Young Suk Yeom opened Hayashi in September 2004. A native of Korea, Yeom worked in fashion marketing before coming to the United States to study business. She said she envisioned opening a Japanese-French fusion restaurant, but when she settled on the tiny Easton space, her plans had to be altered. The decor, however, dominated by large black-and-white photographs she took of Japanese models at a Paris fashion show, reflects her original vision.

Thanks to a thoughtful design, the 900-square-foot (and that’s including the kitchen space) restaurant doesn’t feel cramped. The dining area can seat about 20 people and another five at the sushi bar.

Yeom started the restaurant with her then-boyfriend, a sushi chef named Hayashi (hence the website address of ilovehayashi.com). He designed the menu and provided the sushi expertise. The Korean recipes are from Yeom’s mother, who ran a traditional Korean restaurant in Seoul. Also, “Hayashi means forest in Japanese,” she explained, “and I wanted to provide a natural, calming place for my customers.”

The restaurant is also a labor of love. Yeom is the manager, decorator, webmaster, caterer, hostess, and even chef when necessary. “I do everything by myself,” she said, now that the restaurant’s namesake is out of the picture.

That love is reflected in the dishes she serves, which are consistently delicious.

We started with a pizza maki ($13), an oven-toasted roll made with shrimp, crab salad, cucumber, avocado, cheddar cheese, and sprinkled with fish roe and tempura crumbs. I was expecting a pizza-shaped dish instead of a roll, but just one bite banished any qualms. And yes, cheese does go well with sushi.

A chef’s special roll, called Long Island maki ($16) here, is not on the menu, but it’s something worth asking for.
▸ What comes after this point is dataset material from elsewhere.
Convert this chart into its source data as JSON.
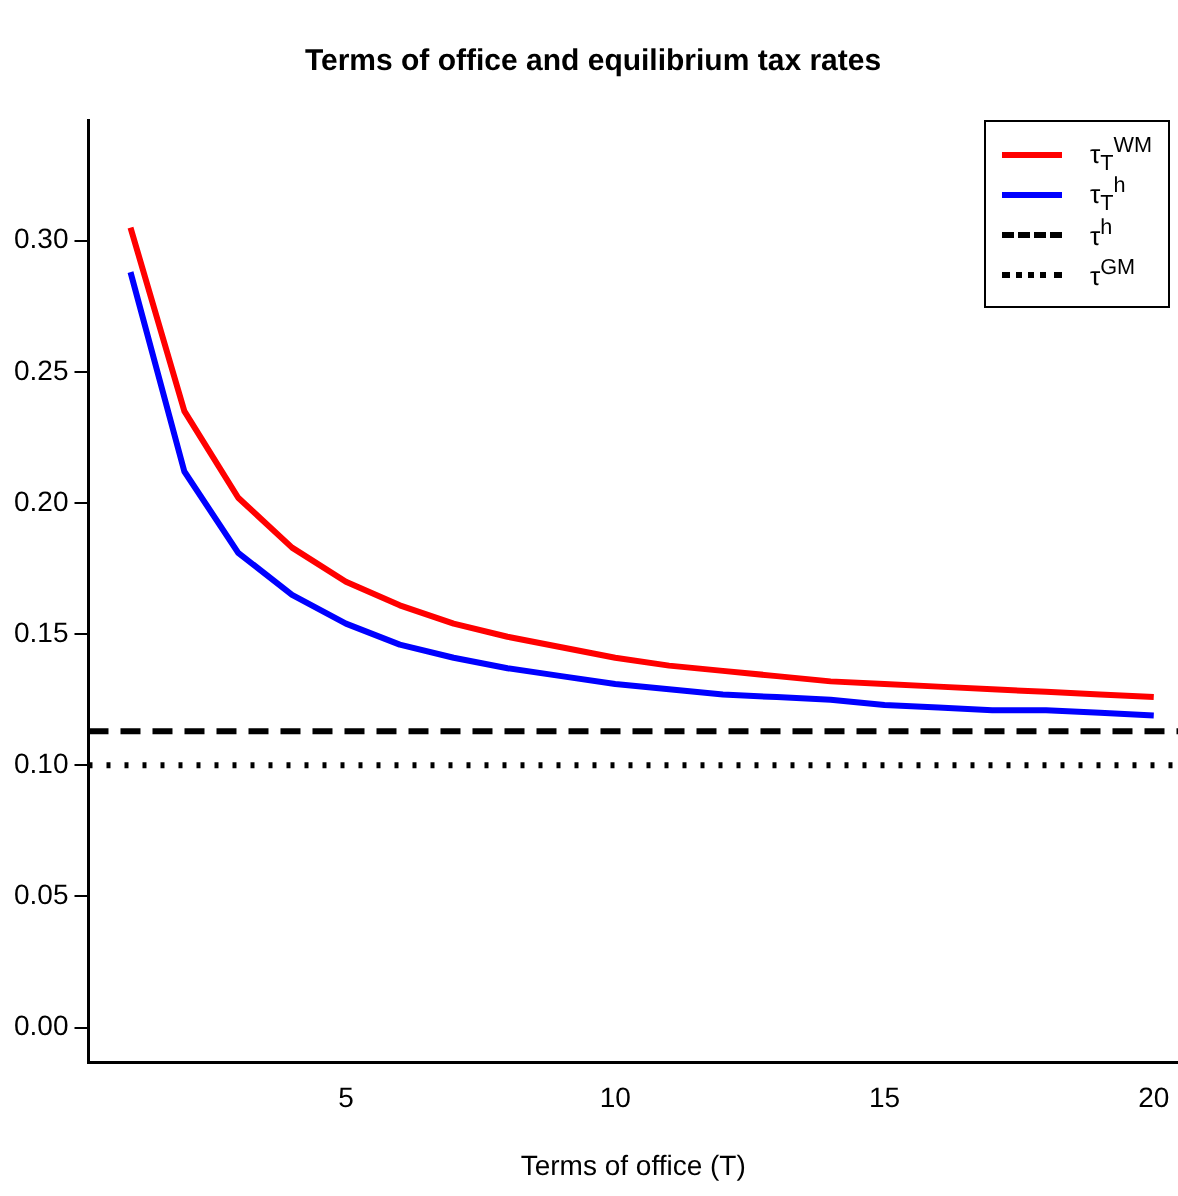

The roll is a feast for the eyes: slices of raw tuna and salmon arranged on a flat bed of deep-fried nori-rice layer, topped with multihued flying fish roe, black sesame seeds, and tempura crumbs, and drizzled with a spicy mayo sauce. It’s also a feast for the taste buds: The warm confection exploded with contrasting textures while melding harmonious flavors.

Another interesting appetizer was the hamachi-kama ($10), broiled yellowtail collars served with teriyaki sauce. The two meaty collars, lightly salted with a sweet sauce, were quickly picked clean by my teenagers.
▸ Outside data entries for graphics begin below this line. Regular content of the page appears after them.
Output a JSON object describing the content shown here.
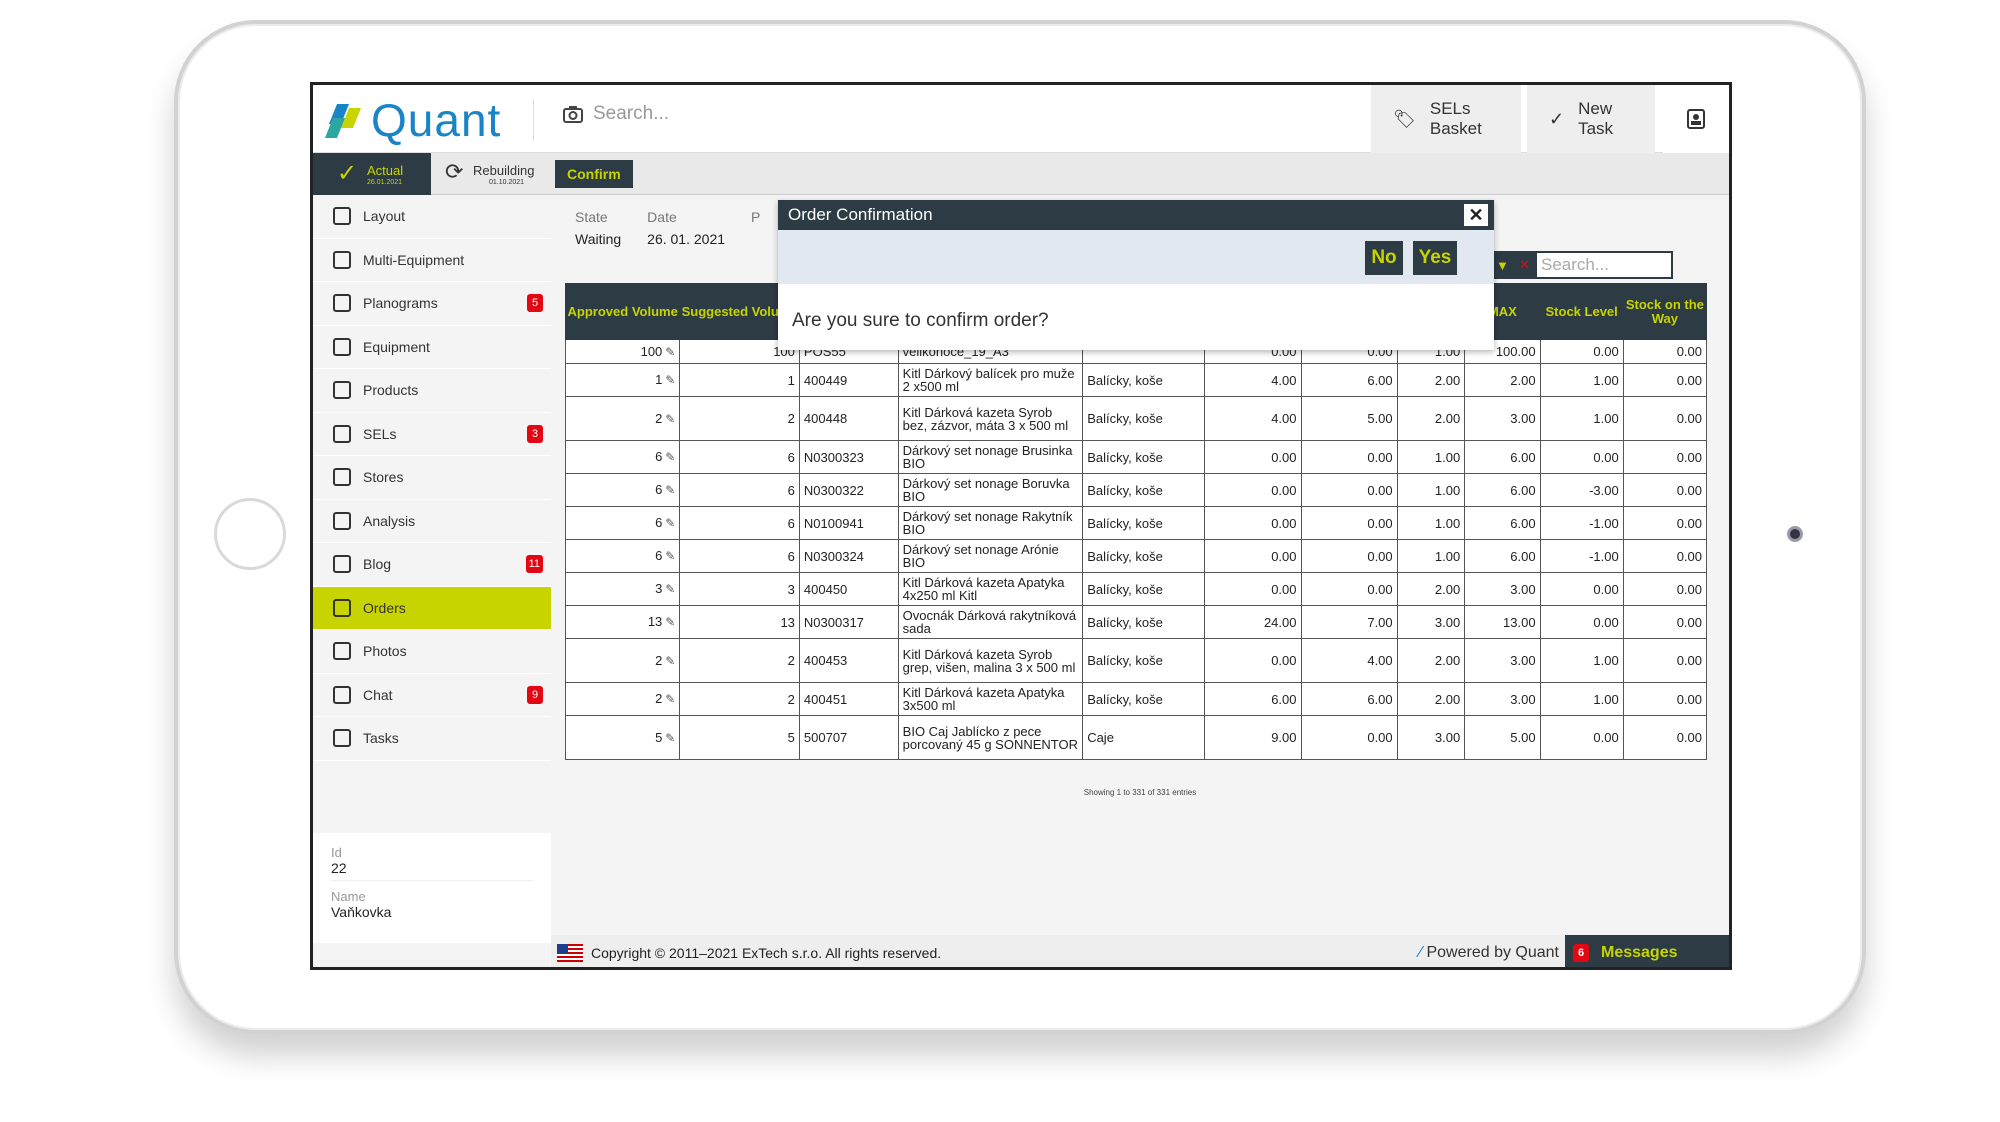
{
  "header": {
    "brand": "Quant",
    "search_placeholder": "Search...",
    "sels_basket": "SELs Basket",
    "new_task": "New Task"
  },
  "status": {
    "actual": "Actual",
    "actual_date": "26.01.2021",
    "rebuilding": "Rebuilding",
    "rebuilding_date": "01.10.2021",
    "confirm": "Confirm"
  },
  "sidebar": {
    "items": [
      {
        "label": "Layout",
        "badge": ""
      },
      {
        "label": "Multi-Equipment",
        "badge": ""
      },
      {
        "label": "Planograms",
        "badge": "5"
      },
      {
        "label": "Equipment",
        "badge": ""
      },
      {
        "label": "Products",
        "badge": ""
      },
      {
        "label": "SELs",
        "badge": "3"
      },
      {
        "label": "Stores",
        "badge": ""
      },
      {
        "label": "Analysis",
        "badge": ""
      },
      {
        "label": "Blog",
        "badge": "11"
      },
      {
        "label": "Orders",
        "badge": ""
      },
      {
        "label": "Photos",
        "badge": ""
      },
      {
        "label": "Chat",
        "badge": "9"
      },
      {
        "label": "Tasks",
        "badge": ""
      }
    ],
    "id_label": "Id",
    "id_value": "22",
    "name_label": "Name",
    "name_value": "Vaňkovka"
  },
  "order": {
    "state_label": "State",
    "state_value": "Waiting",
    "date_label": "Date",
    "date_value": "26. 01. 2021",
    "col3_label": "P",
    "search_placeholder": "Search..."
  },
  "table": {
    "headers": [
      "Approved Volume",
      "Suggested Volume",
      "",
      "",
      "",
      "",
      "",
      "",
      "MAX",
      "Stock Level",
      "Stock on the Way"
    ],
    "rows": [
      [
        "100",
        "100",
        "POS55",
        "velikonoce_19_A3",
        "",
        "0.00",
        "0.00",
        "1.00",
        "100.00",
        "0.00",
        "0.00"
      ],
      [
        "1",
        "1",
        "400449",
        "Kitl Dárkový balícek pro muže 2 x500 ml",
        "Balícky, koše",
        "4.00",
        "6.00",
        "2.00",
        "2.00",
        "1.00",
        "0.00"
      ],
      [
        "2",
        "2",
        "400448",
        "Kitl Dárková kazeta Syrob bez, zázvor, máta 3 x 500 ml",
        "Balícky, koše",
        "4.00",
        "5.00",
        "2.00",
        "3.00",
        "1.00",
        "0.00"
      ],
      [
        "6",
        "6",
        "N0300323",
        "Dárkový set nonage Brusinka BIO",
        "Balícky, koše",
        "0.00",
        "0.00",
        "1.00",
        "6.00",
        "0.00",
        "0.00"
      ],
      [
        "6",
        "6",
        "N0300322",
        "Dárkový set nonage Boruvka BIO",
        "Balícky, koše",
        "0.00",
        "0.00",
        "1.00",
        "6.00",
        "-3.00",
        "0.00"
      ],
      [
        "6",
        "6",
        "N0100941",
        "Dárkový set nonage Rakytník BIO",
        "Balícky, koše",
        "0.00",
        "0.00",
        "1.00",
        "6.00",
        "-1.00",
        "0.00"
      ],
      [
        "6",
        "6",
        "N0300324",
        "Dárkový set nonage Arónie BIO",
        "Balícky, koše",
        "0.00",
        "0.00",
        "1.00",
        "6.00",
        "-1.00",
        "0.00"
      ],
      [
        "3",
        "3",
        "400450",
        "Kitl Dárková kazeta Apatyka 4x250 ml Kitl",
        "Balícky, koše",
        "0.00",
        "0.00",
        "2.00",
        "3.00",
        "0.00",
        "0.00"
      ],
      [
        "13",
        "13",
        "N0300317",
        "Ovocnák Dárková rakytníková sada",
        "Balícky, koše",
        "24.00",
        "7.00",
        "3.00",
        "13.00",
        "0.00",
        "0.00"
      ],
      [
        "2",
        "2",
        "400453",
        "Kitl Dárková kazeta Syrob grep, višen, malina 3 x 500 ml",
        "Balícky, koše",
        "0.00",
        "4.00",
        "2.00",
        "3.00",
        "1.00",
        "0.00"
      ],
      [
        "2",
        "2",
        "400451",
        "Kitl Dárková kazeta Apatyka 3x500 ml",
        "Balícky, koše",
        "6.00",
        "6.00",
        "2.00",
        "3.00",
        "1.00",
        "0.00"
      ],
      [
        "5",
        "5",
        "500707",
        "BIO Caj Jablícko z pece porcovaný 45 g SONNENTOR",
        "Caje",
        "9.00",
        "0.00",
        "3.00",
        "5.00",
        "0.00",
        "0.00"
      ]
    ],
    "showing": "Showing 1 to 331 of 331 entries"
  },
  "footer": {
    "copyright": "Copyright © 2011–2021 ExTech s.r.o. All rights reserved.",
    "powered": "Powered by Quant",
    "messages": "Messages",
    "messages_count": "6"
  },
  "modal": {
    "title": "Order Confirmation",
    "close": "✕",
    "no": "No",
    "yes": "Yes",
    "message": "Are you sure to confirm order?"
  },
  "colors": {
    "accent": "#c8d400",
    "dark": "#2d3b45",
    "brand": "#1a84c7",
    "badge": "#e30613"
  }
}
Our entrees, which came with the standard miso soup, were also satisfying. The seared tuna teriyaki ($18) consisted of succulent chunks of seasoned tuna expertly cooked so that the insides were still rare. It was served with vegetables and rice, and drizzled with light teriyaki sauce that didn’t overwhelm the fresh fish.
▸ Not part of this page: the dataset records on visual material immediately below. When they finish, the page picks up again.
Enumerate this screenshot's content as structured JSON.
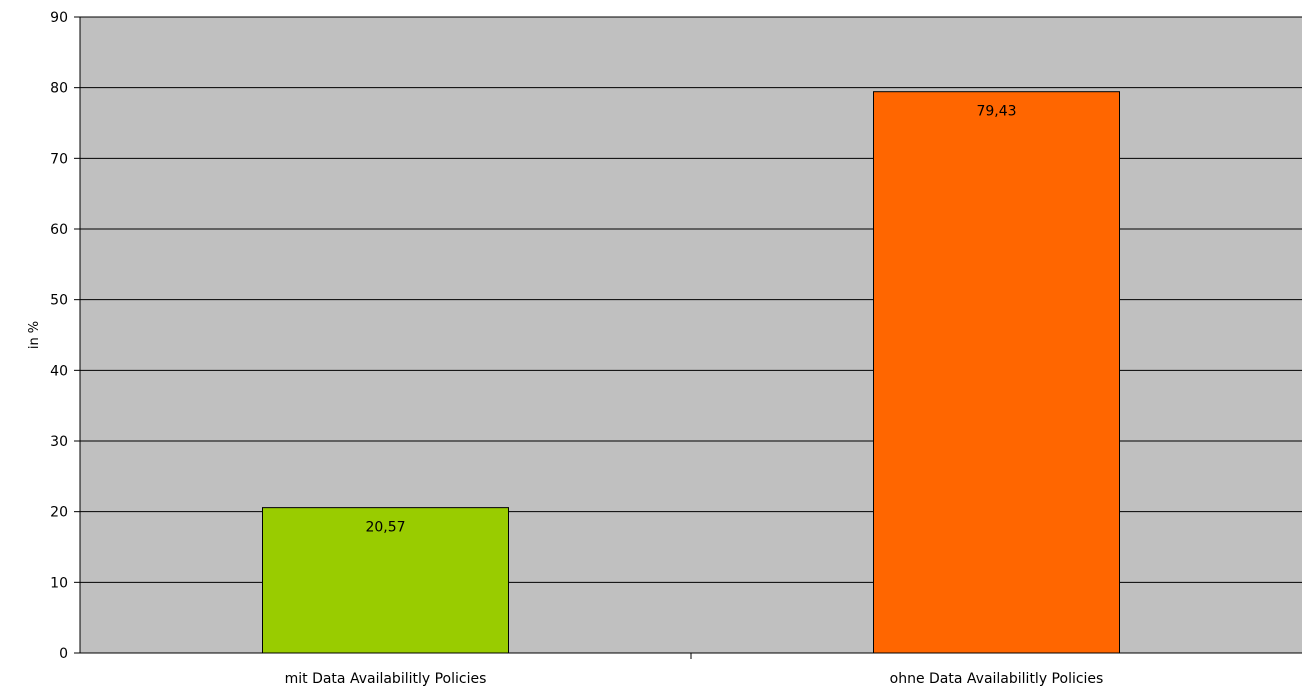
{
  "chart_data": {
    "type": "bar",
    "categories": [
      "mit Data Availabilitly Policies",
      "ohne Data Availabilitly Policies"
    ],
    "values": [
      20.57,
      79.43
    ],
    "data_labels": [
      "20,57",
      "79,43"
    ],
    "colors": [
      "#99cc00",
      "#ff6600"
    ],
    "ylabel": "in %",
    "ylim": [
      0,
      90
    ],
    "yticks": [
      0,
      10,
      20,
      30,
      40,
      50,
      60,
      70,
      80,
      90
    ],
    "grid": true,
    "plot_background": "#c0c0c0",
    "legend": "none"
  }
}
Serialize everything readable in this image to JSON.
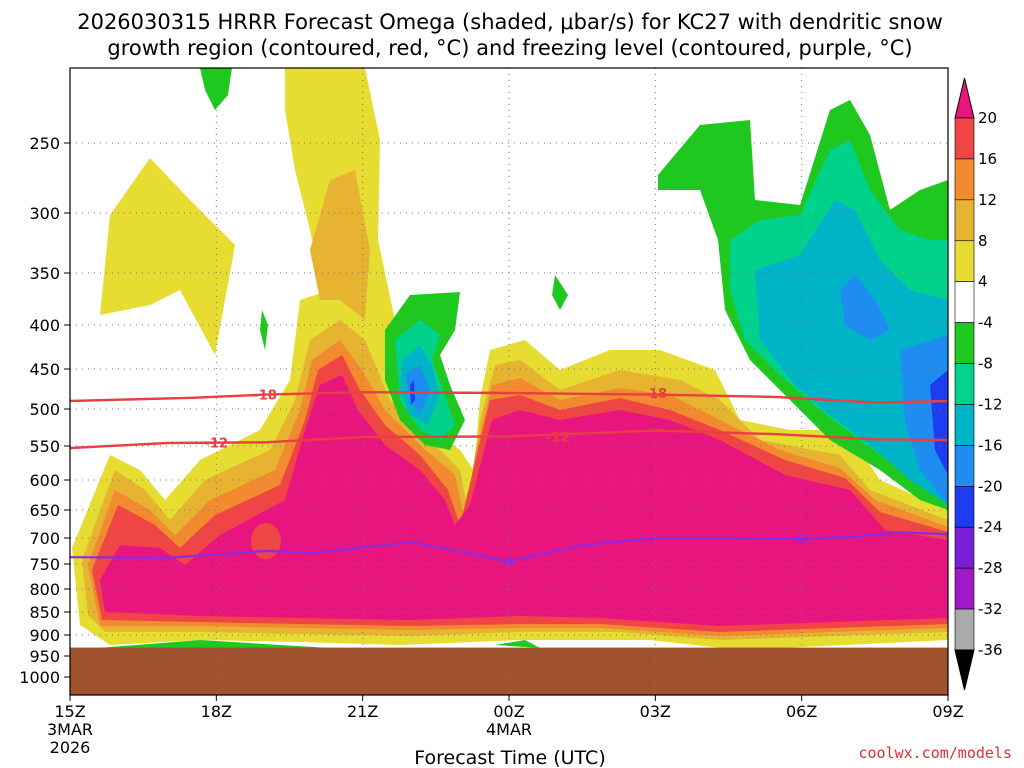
{
  "chart_data": {
    "type": "heatmap",
    "title_line1": "2026030315 HRRR Forecast Omega (shaded, μbar/s) for KC27 with dendritic snow",
    "title_line2": "growth region (contoured, red, °C) and freezing level (contoured, purple, °C)",
    "xlabel": "Forecast Time (UTC)",
    "x_ticks": [
      "15Z",
      "18Z",
      "21Z",
      "00Z",
      "03Z",
      "06Z",
      "09Z"
    ],
    "x_subticks": [
      {
        "tick": "15Z",
        "lines": [
          "3MAR",
          "2026"
        ]
      },
      {
        "tick": "00Z",
        "lines": [
          "4MAR"
        ]
      }
    ],
    "y_ticks": [
      250,
      300,
      350,
      400,
      450,
      500,
      550,
      600,
      650,
      700,
      750,
      800,
      850,
      900,
      950,
      1000
    ],
    "ylim": [
      1000,
      200
    ],
    "x_hours": [
      0,
      18
    ],
    "grid": true,
    "colorbar": {
      "levels": [
        20,
        16,
        12,
        8,
        4,
        -4,
        -8,
        -12,
        -16,
        -20,
        -24,
        -28,
        -32,
        -36
      ],
      "colors": [
        "#e8157e",
        "#f04545",
        "#f28a30",
        "#e6b431",
        "#e6dc32",
        "#ffffff",
        "#1ec81e",
        "#00d28c",
        "#00b4c8",
        "#1e8cf0",
        "#1e3cf0",
        "#7b1fd6",
        "#a019c8",
        "#aaaaaa",
        "#000000"
      ]
    },
    "contours": [
      {
        "name": "-18",
        "color": "#e84040",
        "points": [
          [
            0,
            490
          ],
          [
            2.5,
            486
          ],
          [
            4,
            482
          ],
          [
            6,
            479
          ],
          [
            9,
            480
          ],
          [
            12,
            482
          ],
          [
            14.5,
            485
          ],
          [
            16.5,
            492
          ],
          [
            18,
            490
          ]
        ]
      },
      {
        "name": "-12",
        "color": "#e84040",
        "points": [
          [
            0,
            553
          ],
          [
            2,
            546
          ],
          [
            4,
            545
          ],
          [
            6,
            538
          ],
          [
            9,
            537
          ],
          [
            12,
            529
          ],
          [
            14.5,
            534
          ],
          [
            16.5,
            541
          ],
          [
            18,
            542
          ]
        ]
      },
      {
        "name": "freezing",
        "color": "#8a2be2",
        "points": [
          [
            0,
            737
          ],
          [
            2,
            738
          ],
          [
            4,
            725
          ],
          [
            5,
            728
          ],
          [
            7,
            708
          ],
          [
            9,
            745
          ],
          [
            10.5,
            714
          ],
          [
            12,
            700
          ],
          [
            13.5,
            700
          ],
          [
            15,
            702
          ],
          [
            16,
            698
          ],
          [
            17,
            690
          ],
          [
            18,
            693
          ]
        ]
      }
    ],
    "contour_labels": [
      {
        "text": "-18",
        "hour": 4,
        "p": 482,
        "color": "#e84040"
      },
      {
        "text": "-12",
        "hour": 3,
        "p": 545,
        "color": "#e84040"
      },
      {
        "text": "-18",
        "hour": 12,
        "p": 480,
        "color": "#e84040"
      },
      {
        "text": "-12",
        "hour": 10,
        "p": 537,
        "color": "#e84040"
      }
    ],
    "freezing_markers": [
      [
        9,
        745
      ],
      [
        15,
        702
      ]
    ],
    "ground_top_p": 930
  },
  "footer": {
    "credit": "coolwx.com/models"
  }
}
The beef and vegetable bibimbap ($15) was a heady combination of marinated slices of beef, vegetables, and fried egg over rice. My only disappointment with this signature Korean dish was that while the rice was kept warm by the stone pot, it didn’t have the expected crunchy layer.

A dish of hae dup bob ($17) was an assortment of raw fish slices and vegetables on a bed of vinegared rice. A squeeze bottle of Korean chili sauce is provided so diners can adjust the heat to their comfort level.

Hayashi offers lunch specials Tuesday through Saturday, from 11 a.m. to 2:30 p.m. We had the tempura udon ($11), a bowl of thick noodles and vegetables in a fragrant broth accompanied by two large deep-fried shrimp, all of which were devoured quickly.

The tempura sushi combo ($13) was a pretty combination of fried shrimp and vegetables, three pieces of sashimi, two pieces of sushi, and six pieces of California maki.

While we found the food excellent, service can be spotty, especially when all the tables are occupied. On a busy Friday night, our waiter forgot to bring a glass for a can of beer, even after being reminded. An order of uni never arrived, and it wasn’t until halfway through the meal that he apologized, saying they were out of the sea urchin roe.

In a phone interview, Yeom said she has many loyal customers who think nothing of helping her clear tables when she’s backed up. Every community deserves such a high-quality neighborhood joint.